As young millennials turn their back on all that glitters, one Dubai-based diamond seller believes that with the right retail concept, diamonds will indeed be forever.
Fergus Appleton, CEO and owner at Dubai Rocks, is hoping that the opening of the region’s first diamond museum will help engage millennials in an industry beset by a bad reputation for ‘blood diamonds’ and competition from synthetically cultivated stones.
“We’re planning a revolutionary retail concept that brings some tangibility and interactive learning to our process,” Appleton told Inc. Arabia.
The new retail concept will, according to him, highlight the worth of naturally-sourced diamonds by charting their journey from mother-nature’s formation, into the hands of highly skilled craftsmen mining, cutting and polishing them.
“We go through a process with the customer [where] we educate them…we talk to them about the ethics of the business. It will show you where the rough diamond was mined, what it looks like, where it got sold, and what happens to it before it ends up in a ring.
According to Appleton, this will engage people in not just the products, but in the industry in a way that they haven’t been able to do before.

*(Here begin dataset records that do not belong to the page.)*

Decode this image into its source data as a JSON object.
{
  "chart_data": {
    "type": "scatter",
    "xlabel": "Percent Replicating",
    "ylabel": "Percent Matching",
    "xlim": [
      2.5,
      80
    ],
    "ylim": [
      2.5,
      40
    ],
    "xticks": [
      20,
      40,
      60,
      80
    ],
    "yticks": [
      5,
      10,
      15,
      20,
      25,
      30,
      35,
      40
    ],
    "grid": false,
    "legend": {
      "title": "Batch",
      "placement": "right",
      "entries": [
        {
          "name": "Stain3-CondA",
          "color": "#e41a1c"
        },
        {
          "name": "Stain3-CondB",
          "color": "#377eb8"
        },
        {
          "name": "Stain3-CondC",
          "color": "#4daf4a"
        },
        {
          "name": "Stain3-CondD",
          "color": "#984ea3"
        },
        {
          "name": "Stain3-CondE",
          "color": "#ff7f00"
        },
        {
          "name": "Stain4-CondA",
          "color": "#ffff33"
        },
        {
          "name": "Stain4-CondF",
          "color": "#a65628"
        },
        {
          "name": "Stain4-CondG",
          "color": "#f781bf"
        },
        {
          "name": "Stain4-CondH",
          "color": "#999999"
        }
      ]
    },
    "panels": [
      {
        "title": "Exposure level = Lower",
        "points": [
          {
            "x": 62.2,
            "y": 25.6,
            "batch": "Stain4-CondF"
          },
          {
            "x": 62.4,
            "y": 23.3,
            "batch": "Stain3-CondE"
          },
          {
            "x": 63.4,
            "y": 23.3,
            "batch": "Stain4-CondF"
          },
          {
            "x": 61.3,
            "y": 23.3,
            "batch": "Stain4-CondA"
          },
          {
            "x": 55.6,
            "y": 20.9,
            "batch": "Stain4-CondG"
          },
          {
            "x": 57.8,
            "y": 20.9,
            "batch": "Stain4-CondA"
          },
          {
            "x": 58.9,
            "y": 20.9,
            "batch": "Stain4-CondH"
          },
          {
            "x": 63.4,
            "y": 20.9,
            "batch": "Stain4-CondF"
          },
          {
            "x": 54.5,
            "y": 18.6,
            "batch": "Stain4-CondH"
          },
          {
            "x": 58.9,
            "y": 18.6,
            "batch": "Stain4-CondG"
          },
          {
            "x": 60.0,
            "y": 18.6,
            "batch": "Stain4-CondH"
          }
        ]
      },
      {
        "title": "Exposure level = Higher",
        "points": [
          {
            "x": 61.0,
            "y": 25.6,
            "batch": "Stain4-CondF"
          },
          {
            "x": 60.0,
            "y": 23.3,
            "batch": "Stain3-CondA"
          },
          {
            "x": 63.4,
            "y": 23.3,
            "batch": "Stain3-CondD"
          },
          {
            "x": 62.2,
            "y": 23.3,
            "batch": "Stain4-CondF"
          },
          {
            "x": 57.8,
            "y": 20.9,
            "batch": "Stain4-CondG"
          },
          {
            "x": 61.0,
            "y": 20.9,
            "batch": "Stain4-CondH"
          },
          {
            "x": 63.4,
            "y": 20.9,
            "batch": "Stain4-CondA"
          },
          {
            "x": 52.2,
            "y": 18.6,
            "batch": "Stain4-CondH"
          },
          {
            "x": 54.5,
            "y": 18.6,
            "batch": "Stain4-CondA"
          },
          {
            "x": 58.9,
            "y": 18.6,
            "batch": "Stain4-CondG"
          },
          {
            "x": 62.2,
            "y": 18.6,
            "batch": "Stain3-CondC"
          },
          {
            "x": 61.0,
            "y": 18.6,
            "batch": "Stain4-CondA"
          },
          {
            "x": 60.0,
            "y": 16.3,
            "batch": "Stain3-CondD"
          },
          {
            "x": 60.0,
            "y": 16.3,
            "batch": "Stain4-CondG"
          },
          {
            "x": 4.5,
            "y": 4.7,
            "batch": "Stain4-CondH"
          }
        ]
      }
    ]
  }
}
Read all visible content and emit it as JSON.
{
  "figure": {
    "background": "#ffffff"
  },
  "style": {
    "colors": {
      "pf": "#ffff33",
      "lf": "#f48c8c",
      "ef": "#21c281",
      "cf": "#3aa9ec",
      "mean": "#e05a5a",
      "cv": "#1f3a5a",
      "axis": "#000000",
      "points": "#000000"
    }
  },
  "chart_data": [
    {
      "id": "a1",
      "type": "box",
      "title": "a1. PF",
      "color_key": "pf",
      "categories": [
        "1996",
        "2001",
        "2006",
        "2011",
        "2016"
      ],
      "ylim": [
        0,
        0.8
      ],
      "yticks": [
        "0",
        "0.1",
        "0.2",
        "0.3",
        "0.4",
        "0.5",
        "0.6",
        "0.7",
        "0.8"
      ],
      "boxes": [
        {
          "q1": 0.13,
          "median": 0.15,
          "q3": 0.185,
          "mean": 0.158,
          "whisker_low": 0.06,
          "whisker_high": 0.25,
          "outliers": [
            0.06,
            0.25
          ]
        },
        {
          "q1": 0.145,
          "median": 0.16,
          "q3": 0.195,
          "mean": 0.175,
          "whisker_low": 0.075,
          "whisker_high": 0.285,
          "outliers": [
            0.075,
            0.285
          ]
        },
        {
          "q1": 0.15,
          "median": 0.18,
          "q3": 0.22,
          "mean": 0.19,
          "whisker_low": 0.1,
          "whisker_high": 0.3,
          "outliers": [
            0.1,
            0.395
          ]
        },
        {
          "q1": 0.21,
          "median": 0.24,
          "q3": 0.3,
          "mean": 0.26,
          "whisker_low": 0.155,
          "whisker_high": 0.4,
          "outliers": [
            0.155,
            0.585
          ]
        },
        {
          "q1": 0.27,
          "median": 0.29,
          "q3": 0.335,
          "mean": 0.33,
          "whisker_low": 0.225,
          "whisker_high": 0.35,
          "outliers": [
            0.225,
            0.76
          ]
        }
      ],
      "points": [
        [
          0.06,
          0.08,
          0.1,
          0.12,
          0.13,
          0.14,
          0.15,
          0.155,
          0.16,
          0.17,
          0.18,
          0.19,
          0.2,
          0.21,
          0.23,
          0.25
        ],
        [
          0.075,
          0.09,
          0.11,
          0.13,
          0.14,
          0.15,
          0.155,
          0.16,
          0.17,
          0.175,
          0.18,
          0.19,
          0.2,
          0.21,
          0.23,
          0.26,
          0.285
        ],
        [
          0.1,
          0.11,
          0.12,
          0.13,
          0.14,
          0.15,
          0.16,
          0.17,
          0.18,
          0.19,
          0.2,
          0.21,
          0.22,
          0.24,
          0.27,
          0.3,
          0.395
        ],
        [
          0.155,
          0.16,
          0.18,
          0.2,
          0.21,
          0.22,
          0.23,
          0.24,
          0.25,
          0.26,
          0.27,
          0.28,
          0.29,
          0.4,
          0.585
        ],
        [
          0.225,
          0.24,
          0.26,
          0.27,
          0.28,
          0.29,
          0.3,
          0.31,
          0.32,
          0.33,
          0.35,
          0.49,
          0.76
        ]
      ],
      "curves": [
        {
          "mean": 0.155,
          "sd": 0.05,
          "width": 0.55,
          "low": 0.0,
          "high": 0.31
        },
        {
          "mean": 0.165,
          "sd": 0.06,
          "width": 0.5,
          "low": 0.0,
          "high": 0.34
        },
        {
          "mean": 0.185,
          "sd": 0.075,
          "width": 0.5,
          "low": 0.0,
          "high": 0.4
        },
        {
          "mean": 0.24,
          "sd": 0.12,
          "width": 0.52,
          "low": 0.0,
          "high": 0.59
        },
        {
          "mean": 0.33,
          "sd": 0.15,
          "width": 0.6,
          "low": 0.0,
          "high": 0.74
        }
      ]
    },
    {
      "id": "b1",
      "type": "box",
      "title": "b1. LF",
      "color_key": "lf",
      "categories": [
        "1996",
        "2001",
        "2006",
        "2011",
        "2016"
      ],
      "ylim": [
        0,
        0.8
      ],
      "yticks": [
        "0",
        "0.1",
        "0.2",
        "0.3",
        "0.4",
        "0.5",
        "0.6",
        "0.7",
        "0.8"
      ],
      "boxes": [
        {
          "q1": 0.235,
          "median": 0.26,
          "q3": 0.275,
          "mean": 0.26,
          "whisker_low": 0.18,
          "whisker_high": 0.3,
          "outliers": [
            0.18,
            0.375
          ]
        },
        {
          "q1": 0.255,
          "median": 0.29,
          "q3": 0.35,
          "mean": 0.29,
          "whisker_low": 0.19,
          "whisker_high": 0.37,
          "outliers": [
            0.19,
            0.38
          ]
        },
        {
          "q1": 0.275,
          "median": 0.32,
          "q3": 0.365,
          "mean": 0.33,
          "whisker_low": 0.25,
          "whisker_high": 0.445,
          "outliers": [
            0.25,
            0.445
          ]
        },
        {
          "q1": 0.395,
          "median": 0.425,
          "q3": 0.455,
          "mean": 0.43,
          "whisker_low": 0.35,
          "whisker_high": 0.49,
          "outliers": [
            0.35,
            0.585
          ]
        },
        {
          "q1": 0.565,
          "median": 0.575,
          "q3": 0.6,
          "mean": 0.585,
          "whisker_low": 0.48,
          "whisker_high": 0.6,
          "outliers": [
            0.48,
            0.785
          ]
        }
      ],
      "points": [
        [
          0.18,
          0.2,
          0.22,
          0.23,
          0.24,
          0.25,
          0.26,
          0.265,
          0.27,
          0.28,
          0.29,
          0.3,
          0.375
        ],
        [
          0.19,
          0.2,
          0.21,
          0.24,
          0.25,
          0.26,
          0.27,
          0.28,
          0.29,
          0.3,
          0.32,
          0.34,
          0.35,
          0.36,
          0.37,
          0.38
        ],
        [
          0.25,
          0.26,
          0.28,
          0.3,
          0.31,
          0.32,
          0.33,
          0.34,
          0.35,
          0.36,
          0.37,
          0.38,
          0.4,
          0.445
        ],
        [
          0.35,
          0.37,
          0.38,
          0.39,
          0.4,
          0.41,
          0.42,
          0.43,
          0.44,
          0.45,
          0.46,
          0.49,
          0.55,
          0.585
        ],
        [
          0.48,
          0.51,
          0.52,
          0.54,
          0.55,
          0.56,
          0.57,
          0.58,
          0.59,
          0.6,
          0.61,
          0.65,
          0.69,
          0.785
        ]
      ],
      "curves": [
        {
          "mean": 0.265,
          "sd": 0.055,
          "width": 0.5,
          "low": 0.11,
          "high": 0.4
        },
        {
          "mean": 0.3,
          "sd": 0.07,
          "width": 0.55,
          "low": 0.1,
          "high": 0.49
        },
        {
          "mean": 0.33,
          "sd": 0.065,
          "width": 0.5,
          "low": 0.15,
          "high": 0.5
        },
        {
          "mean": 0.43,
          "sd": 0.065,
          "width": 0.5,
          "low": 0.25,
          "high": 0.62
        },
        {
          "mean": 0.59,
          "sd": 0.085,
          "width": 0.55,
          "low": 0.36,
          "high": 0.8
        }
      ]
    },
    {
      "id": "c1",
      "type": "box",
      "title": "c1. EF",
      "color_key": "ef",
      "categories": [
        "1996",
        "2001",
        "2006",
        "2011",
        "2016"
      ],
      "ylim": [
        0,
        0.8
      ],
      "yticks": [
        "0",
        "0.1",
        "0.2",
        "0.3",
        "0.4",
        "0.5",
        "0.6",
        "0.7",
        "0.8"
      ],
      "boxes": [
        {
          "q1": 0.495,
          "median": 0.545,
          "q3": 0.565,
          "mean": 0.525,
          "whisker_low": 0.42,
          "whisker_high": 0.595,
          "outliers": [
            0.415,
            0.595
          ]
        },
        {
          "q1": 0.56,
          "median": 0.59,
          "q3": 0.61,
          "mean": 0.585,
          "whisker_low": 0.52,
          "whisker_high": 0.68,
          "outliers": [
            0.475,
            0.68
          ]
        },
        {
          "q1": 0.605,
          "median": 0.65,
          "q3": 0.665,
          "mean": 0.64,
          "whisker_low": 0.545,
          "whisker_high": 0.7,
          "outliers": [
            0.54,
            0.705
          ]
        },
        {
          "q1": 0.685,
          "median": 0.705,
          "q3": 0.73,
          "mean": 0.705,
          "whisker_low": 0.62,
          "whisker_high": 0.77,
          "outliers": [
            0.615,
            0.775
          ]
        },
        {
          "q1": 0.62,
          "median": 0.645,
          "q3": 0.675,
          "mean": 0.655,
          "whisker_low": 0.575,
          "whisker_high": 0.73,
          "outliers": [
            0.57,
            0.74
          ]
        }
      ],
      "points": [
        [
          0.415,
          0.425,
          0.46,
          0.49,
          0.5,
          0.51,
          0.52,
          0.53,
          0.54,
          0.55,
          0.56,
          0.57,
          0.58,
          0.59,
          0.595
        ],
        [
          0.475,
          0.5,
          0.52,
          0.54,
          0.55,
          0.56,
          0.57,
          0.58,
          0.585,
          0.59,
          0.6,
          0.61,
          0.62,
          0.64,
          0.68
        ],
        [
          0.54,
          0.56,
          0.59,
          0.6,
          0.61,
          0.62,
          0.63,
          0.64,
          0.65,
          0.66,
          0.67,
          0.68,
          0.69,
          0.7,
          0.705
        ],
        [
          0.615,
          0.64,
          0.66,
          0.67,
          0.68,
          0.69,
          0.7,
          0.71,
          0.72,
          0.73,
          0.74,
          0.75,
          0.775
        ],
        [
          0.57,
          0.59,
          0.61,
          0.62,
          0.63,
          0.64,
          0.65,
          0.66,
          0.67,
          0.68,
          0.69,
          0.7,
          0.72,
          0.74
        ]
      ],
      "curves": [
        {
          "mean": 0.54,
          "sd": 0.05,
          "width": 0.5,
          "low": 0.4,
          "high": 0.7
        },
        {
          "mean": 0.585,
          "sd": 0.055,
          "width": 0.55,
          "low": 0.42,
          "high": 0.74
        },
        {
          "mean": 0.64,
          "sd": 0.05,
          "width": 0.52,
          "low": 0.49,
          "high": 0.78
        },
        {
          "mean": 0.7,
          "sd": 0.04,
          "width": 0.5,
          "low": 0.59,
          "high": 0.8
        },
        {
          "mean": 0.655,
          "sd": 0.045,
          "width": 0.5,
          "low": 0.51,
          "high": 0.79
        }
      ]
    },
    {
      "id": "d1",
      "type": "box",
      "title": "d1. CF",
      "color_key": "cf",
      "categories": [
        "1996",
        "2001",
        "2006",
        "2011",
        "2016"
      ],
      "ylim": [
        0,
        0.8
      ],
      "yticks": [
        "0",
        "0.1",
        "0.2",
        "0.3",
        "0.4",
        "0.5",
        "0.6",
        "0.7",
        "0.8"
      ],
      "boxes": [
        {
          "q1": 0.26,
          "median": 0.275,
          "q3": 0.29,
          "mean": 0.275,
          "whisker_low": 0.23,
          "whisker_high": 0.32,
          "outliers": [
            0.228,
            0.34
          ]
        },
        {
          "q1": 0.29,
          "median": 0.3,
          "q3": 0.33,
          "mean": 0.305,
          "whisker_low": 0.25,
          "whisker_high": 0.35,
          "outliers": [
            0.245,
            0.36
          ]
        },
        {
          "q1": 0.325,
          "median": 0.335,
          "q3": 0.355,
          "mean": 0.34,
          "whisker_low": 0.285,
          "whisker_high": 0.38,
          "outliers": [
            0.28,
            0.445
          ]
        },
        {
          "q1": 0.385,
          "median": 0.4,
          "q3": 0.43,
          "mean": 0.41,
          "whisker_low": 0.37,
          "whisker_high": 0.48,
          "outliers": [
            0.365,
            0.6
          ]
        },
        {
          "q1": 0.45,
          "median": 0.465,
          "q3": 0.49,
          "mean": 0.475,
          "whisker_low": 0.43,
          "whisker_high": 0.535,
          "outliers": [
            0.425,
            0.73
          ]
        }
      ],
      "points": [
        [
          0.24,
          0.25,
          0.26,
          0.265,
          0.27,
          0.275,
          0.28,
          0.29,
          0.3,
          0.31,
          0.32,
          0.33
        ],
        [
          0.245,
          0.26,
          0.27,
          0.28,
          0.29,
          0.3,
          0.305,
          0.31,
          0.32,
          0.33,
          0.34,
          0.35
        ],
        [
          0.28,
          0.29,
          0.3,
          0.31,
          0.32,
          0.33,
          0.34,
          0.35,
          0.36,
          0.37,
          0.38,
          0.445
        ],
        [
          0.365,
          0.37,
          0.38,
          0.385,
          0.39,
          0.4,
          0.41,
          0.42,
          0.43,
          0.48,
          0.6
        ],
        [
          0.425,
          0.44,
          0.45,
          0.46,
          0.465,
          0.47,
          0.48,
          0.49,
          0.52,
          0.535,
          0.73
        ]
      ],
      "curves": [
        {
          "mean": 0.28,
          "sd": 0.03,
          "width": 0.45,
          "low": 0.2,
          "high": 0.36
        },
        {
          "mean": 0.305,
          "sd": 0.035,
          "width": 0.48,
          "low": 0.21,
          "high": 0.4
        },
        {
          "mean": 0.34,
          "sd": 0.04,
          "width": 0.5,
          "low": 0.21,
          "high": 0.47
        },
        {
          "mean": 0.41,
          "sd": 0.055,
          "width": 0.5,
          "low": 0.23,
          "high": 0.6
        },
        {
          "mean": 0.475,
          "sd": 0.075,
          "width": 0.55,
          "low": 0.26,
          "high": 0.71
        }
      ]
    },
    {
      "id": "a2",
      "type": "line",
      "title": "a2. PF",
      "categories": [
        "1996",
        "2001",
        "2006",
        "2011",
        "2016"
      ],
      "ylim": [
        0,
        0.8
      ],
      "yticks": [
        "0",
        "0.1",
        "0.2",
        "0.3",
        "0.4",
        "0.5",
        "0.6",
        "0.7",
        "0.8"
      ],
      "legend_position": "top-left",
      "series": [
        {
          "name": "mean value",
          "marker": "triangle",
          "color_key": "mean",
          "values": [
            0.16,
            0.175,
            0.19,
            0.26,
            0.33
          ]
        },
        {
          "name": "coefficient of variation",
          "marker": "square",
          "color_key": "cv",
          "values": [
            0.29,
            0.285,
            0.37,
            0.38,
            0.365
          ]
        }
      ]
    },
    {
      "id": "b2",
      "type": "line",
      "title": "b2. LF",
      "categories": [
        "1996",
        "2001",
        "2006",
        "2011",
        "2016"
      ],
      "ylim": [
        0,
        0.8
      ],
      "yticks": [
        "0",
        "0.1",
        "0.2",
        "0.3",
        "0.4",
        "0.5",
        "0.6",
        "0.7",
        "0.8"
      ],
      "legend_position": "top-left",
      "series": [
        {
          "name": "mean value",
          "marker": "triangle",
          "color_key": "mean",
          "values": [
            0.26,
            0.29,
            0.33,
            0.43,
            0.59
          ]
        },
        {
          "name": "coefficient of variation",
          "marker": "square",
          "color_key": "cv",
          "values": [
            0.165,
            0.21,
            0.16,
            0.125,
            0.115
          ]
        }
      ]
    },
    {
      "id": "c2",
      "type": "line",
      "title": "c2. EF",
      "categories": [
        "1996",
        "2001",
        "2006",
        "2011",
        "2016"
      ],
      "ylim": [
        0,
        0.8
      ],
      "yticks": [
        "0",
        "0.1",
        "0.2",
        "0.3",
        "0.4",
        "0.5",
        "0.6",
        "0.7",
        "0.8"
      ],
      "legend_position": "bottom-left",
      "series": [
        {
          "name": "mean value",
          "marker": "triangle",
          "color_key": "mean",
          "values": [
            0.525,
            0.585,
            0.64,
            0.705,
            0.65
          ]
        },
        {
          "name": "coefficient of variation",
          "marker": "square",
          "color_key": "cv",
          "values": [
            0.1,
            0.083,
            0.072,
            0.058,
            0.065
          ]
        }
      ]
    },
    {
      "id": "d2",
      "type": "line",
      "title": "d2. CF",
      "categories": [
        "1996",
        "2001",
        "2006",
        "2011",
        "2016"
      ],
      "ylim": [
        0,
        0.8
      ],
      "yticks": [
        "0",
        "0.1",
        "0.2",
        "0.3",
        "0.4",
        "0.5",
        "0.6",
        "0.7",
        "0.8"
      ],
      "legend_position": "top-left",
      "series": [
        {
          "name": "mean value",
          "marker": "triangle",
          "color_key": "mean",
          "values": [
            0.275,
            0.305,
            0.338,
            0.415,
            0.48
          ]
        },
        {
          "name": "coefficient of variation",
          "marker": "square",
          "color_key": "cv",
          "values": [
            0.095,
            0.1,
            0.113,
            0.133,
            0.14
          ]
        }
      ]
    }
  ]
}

Their new retail concept will replicate diamond museums in Bruges and Amsterdam, which offer diamond polishing shows, and treasure chambers of precious diamond collections dating as far back at the 16th century.
The museum will be composed of different sections that aim to recreate the sensory experience offered in lavish department stores such as London’s Selfridges, he added.
A floor plan seen by Inc. Arabia maps out a centerpiece diamond bar, showcasing a selection of real diamonds of differing shapes and colors.
Appleton will also have replicas of the most famous diamonds such as the largest cut diamond in the world, the Cullinan (also known as the Star of Africa); the priceless, colorless Koh-i-Noor diamond set in the Queen Mother’s crown in Britain; and the world’s largest black diamond.
Another section is equipped with ‘black boxes’ where visitors would get to explore themes such as ‘diamond fluorescence,’ the soft glow emitted after a gem has been exposed to UV light.
“We are going to have things in here that are interactive so people can get hand-on experience understanding what different dynamics of the diamond are about,” he said.
Another area will be dedicated to local designers in partnership with a local design school: “Every single month we’re going to have students there who would create their designs, and we make it for them. So there’s a local influence in there.”
The store opening in September will target a range of customers from those shopping for billionaire bling to simple diamond sparkler engagement rings.
Appleton set up his hybrid-online diamond store, Dubai Rocks, in 2013, that offers custom made diamond jewelry at a third of high street prices, by saving on retail space and VAT, he said.
His store, according to him, is a diamond in the rough in Dubai, where aggressive haggling in diamond districts, such as the Dubai Gold and Diamond Park, is the price of doing business here.
“If you come to us and haven’t got a clue what you’re doing, and we know you haven’t got a clue, you’ll still get a great deal.”